COLOMBO, Sri Lanka: Polling booths in the Maldives closed Sunday after voting hours were extended in a controversial election marred by police raids on the opposition and allegations of rigging in favor of strongman President Abdulla Yameen.

Yameen, who is expected to retain power, has imprisoned or forced into exile almost all of his main rivals. Critics say he is returning the honeymoon island nation to authoritarian rule.

The process is being closely watched by regional rivals India and China, who are jostling to influence Indian Ocean nations. The European Union and US, meanwhile, have threatened sanctions if the vote is not free and fair.

Many voters across the Indian Ocean archipelago said they stood in line for over five hours to cast their ballot, while expatriate Maldivians voted in neighboring Sri Lanka and India.

The elections commission said balloting was extended by three hours until 7 p.m. (1400 GMT) because of technical glitches suffered by tablet computers containing electoral rolls, and officials had to use manual systems to verify voters’ identities.

An election official said the deadline was also extended due to heavy voter turnout, and anyone in the queue by 7 p.m. would be able to cast their ballot.

“Eight hours & counting. Waiting to exercise my democratic right! Let’s do this, Insha Allah!” former Foreign Minister Dunya Maumoon said on Twitter.

Maumoon, who is also the estranged niece of Yameen and daughter of former President Maumoon Abdul Gayoom, cast her vote at a booth in the Maldivian Embassy in Colombo.

Yameen voted minutes after polling booths opened in the capital Male, where opposition campaign efforts had been frustrated by a media crackdown and police harassment.

Before polls opened, police raided the campaign headquarters of the opposition Maldivian Democratic Party (MDP) and searched the building for several hours in a bid to stop what they called “illegal activities.” There were no arrests.

Yameen’s challenger, the relatively unknown Ibrahim Mohamed Solih, also cast his vote.

Solih has the backing of a united opposition trying to oust Yameen although he has struggled for visibility with the electorate because the media is fearful of falling foul of heavy-handed decrees and reporting restrictions.

Mohamed Nasheed, who was elected president of a newly democratic Maldives in 2008 but who now lives in exile, urged the international community to reject the results of a flawed election.

Some 262,000 people in the archipelago — famed for its white beaches and blue lagoons — were eligible to vote in an election from which independent international monitors have been barred.

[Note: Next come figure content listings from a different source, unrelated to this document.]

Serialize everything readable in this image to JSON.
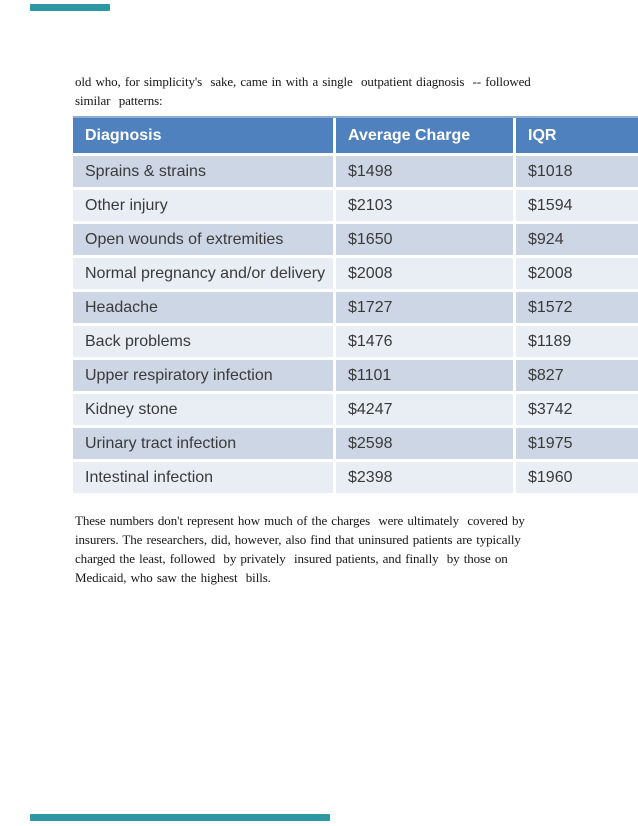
{
  "accent": {
    "color": "#2c98a4"
  },
  "intro_paragraph": {
    "lines": [
      "old who, for simplicity's  sake, came in with a single  outpatient diagnosis  -- followed",
      "similar  patterns:"
    ]
  },
  "table": {
    "header_bg": "#4e81bd",
    "row_colors": [
      "#cdd6e4",
      "#e9eef5"
    ],
    "headers": [
      "Diagnosis",
      "Average Charge",
      "IQR"
    ],
    "rows": [
      {
        "diagnosis": "Sprains & strains",
        "average_charge": "$1498",
        "iqr": "$1018"
      },
      {
        "diagnosis": "Other injury",
        "average_charge": "$2103",
        "iqr": "$1594"
      },
      {
        "diagnosis": "Open wounds of extremities",
        "average_charge": "$1650",
        "iqr": "$924"
      },
      {
        "diagnosis": "Normal pregnancy and/or delivery",
        "average_charge": "$2008",
        "iqr": "$2008"
      },
      {
        "diagnosis": "Headache",
        "average_charge": "$1727",
        "iqr": "$1572"
      },
      {
        "diagnosis": "Back problems",
        "average_charge": "$1476",
        "iqr": "$1189"
      },
      {
        "diagnosis": "Upper respiratory infection",
        "average_charge": "$1101",
        "iqr": "$827"
      },
      {
        "diagnosis": "Kidney stone",
        "average_charge": "$4247",
        "iqr": "$3742"
      },
      {
        "diagnosis": "Urinary tract infection",
        "average_charge": "$2598",
        "iqr": "$1975"
      },
      {
        "diagnosis": "Intestinal infection",
        "average_charge": "$2398",
        "iqr": "$1960"
      }
    ]
  },
  "closing_paragraph": {
    "lines": [
      "These numbers don't represent how much of the charges  were ultimately  covered by",
      "insurers. The researchers, did, however, also find that uninsured patients are typically",
      "charged the least, followed  by privately  insured patients, and finally  by those on",
      "Medicaid, who saw the highest  bills."
    ]
  }
}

Only a handful of foreign media have been allowed in.

The Asian Network for Free Elections, a foreign monitoring group that was denied access to the Maldives, said the campaign was heavily tilted in favor of 59-year-old Yameen.

Local observers said the balloting itself went off peacefully and most of the delays were due to technical issues. Results are expected by early Monday.

The government has used “vaguely worded laws to silence dissent and to intimidate and imprison critics,” some of whom have been assaulted and even murdered, according to Human Rights Watch.

There have been warnings that Yameen could try to hold on to power at all costs.

In February he declared a state of emergency, suspended the constitution and ordered troops to storm the Supreme Court and arrest judges and other rivals to stave off impeachment.

Yameen told supporters on the eve of the election he had overcome “huge obstacles” since controversially winning power in a contested run-off in 2013, but had handled the challenges “with resilience.” 

The crackdown attracted international censure and fears the Maldives was slipping back into one-man rule just a decade after transitioning to democracy.

The US State Department this month said it would “consider appropriate measures” should the election fail to be free and fair.

The EU in July also threatened travel bans and asset freezes if the situation does not improve.

India, long influential in Maldives affairs — it sent troops and warships in 1988 to stop a coup attempt — also expressed hopes the election would represent a return to democratic norms.

However in recent years Yameen has drifted closer to China, India’s chief regional rival, taking hundreds of millions of dollars for major infrastructure projects.